Mobile zinc is involved in the pathogenesis of several fatal neurodegenerative diseases, such as amyotrophic lateral sclerosis, Alzheimer's disease, and Parkinson's disease. Design of novel Zn(II) chelators is a promising research field in the development of new medical treatments for these diseases. However, depletion of zinc using a high affinity chelator can lead to cell death. The Zn(II) chelator N,N,N',N'-tetrakis(2-pyridylmethyl)ethylenediamine (TPEN) can reverse some zinc related pathologies, but its high zinc affinity makes it unsuitable for use as a medical treatment. In this thesis, calculations at the density functional theory (DFT) level have been performed on TPEN and TPEN derivatives.
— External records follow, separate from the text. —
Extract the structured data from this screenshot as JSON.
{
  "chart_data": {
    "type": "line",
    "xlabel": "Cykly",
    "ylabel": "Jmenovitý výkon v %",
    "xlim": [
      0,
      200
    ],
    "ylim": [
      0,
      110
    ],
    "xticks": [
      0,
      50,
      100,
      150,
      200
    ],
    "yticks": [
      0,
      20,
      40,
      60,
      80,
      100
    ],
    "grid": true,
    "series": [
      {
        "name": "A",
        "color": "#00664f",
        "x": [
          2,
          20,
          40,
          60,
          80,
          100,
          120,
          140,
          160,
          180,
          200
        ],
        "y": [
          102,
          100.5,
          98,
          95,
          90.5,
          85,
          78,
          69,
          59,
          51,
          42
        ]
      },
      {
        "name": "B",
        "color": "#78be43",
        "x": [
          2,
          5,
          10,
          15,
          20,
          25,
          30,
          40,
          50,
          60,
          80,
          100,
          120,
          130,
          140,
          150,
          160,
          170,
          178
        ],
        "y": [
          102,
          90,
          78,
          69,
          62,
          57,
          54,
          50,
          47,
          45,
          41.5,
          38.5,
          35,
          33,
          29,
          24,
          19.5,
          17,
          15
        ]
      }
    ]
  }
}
The aim was to suggest modifications in the molecular structure which lower the zinc affinity of the chelator to a less toxic level, and which therefore could potentially lead to new medical therapies for neurodegenerative diseases. A further aim was to develop a computational protocol that is suitable for studies and in silico design of Zn(II) chelators. The results show that DFT methods, which include a correction for dispersion forces and which treat the solvent implicitly, can yield free energies for ligand exchange reactions which agree well with experimental data. The employed computational methodology is also suitable for similar studies involving other metals. The zinc affinity of TPEN can be lowered by substituting hydrogens on its pyridyl rings with electron-attracting groups. Substitution with weakly electron-donating groups can also lower the zinc affinity, provided that it results in a conformational change which stabilises the free chelator. Substitution of carbon atoms with nitrogens on the pyridyl rings also lowers the zinc affinity. The computational methodology needs improvement if one wishes to address more complicated problems, such as studies of complexation energies for chelators with varying denticities, in which solvent molecules may play a more significant role as one of the ligands.